Sociodemographic factors and health

After adjusting for study, age, BMI and height, men who were married or cohabiting at the time of blood collection had 4% higher concentrations of IGF-I and IGF-II compared to men who were not married at blood collection (Supporting Information Fig. S4). Family history of prostate cancer was not associated with IGF or IGFBP concentrations (Supporting Information Fig. S5).

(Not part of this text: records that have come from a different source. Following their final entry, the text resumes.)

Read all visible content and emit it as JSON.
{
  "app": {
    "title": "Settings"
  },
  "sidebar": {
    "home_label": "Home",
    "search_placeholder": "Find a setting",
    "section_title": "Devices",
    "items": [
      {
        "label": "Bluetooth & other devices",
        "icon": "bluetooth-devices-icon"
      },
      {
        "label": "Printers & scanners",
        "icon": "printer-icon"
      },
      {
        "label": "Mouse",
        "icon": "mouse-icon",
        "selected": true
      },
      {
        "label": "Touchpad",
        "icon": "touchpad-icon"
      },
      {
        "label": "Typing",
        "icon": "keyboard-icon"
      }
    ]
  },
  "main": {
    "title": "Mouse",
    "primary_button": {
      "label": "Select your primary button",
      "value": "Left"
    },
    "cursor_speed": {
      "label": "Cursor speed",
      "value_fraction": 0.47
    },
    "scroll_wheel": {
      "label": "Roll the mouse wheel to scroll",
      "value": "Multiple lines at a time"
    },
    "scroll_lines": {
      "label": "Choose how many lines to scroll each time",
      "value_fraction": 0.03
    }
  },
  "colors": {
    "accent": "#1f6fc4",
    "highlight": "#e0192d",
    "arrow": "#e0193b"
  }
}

Heterogeneity and sensitivity analysis

Some heterogeneity was observed between studies in the associations of IGF and IGFBP concentrations with anthropometric and sociodemographic factors. When the associations were assessed separately for each study the direction was the same; the heterogeneity was due to differences in the magnitudes of associations (data not shown).

Similarly, significant heterogeneity was observed across studies in the associations between age and IGFBP-1, and BMI and IGFBP-2 by fasting status. Again, this heterogeneity appeared to be due to differences in the magnitudes of the associations (Supporting Information Figs. S6 and S7).

The results remained broadly similar after restricting the dataset to non-Hispanic white men, ELISA only assays, excluding outlier values for IGF and IGFBP concentrations, and after further adjustment of all analyses for smoking and alcohol (data not shown).